3. You can use keeper to control the installation content more effectively. You can select the safest option to only open apps from Mac App Store. In addition, an option is provided to only enable apps developed by Mac App Store and recognized developers. Alternatively, you can select to allow all apps to be opened, just like OS X of earlier versions.
In short, Keeper can be said to be a real-time detection tool to filter installed apps to protect users' computer security.
However, according to Patrick's research, attackers can exploit the above vulnerability to put the compiled malicious application in a dedicated folder and put it under the application directory, load the execution files in the dedicated directory by using the application detected by the keeper to launch attacks.
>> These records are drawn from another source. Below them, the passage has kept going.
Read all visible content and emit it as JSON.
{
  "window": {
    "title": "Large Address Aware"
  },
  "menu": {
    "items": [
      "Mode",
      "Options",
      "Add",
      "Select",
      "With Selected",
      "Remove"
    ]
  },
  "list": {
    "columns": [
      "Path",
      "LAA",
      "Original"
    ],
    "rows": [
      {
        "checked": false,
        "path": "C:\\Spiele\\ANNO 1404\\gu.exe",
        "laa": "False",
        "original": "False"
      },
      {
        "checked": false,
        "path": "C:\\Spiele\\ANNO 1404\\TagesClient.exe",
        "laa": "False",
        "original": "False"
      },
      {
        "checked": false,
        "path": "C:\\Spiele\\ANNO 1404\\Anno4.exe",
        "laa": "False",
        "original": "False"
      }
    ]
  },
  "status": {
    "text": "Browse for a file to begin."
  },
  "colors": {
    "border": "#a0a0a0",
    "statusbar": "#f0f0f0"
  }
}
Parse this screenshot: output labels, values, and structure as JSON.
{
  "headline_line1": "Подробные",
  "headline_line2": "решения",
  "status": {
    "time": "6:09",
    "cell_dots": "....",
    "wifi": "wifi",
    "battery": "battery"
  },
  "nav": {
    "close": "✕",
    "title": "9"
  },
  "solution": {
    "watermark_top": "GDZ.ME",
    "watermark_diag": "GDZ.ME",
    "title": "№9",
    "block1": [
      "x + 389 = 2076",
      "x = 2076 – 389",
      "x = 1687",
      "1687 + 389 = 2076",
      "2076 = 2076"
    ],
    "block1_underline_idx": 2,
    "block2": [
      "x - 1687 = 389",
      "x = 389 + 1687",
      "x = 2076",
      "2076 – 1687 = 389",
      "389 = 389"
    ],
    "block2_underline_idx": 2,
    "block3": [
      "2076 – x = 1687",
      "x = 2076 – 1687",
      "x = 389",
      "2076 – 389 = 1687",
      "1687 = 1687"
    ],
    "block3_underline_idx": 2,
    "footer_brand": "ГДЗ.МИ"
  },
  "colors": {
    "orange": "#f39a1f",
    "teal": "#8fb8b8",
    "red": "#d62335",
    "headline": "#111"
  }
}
For more information, see the following figure,

Apple has no effect in fixing and reinforcing the Keeper vulnerability.
Apple previously announced that it had released patches to fix the problem. For specific patches, refer to Mac OS X El Capitan 10.11.1. However, Patrick found that, the released patch is not just a simple blacklist tool, as Apple said.
Patrick mentioned,
Apple does not really solve the source of the problem, but introduces another new security check tool, XProtect, by detecting the blacklist of binary files, to check whether the application loads malicious binary files.
In addition, the blacklist is basically a simple list, not a mature detection system. Therefore, we can also know that this simple blacklist method is very easy to bypass to detect whether the application has loaded malicious files.
This solution released by Apple also made many security experts confused: "How did Apple consider it?
Conclusion
For Apple computer users, it is recommended to download the App in the app Store as much as possible. Although sometimes it is not so convenient, it is still necessary to ensure security.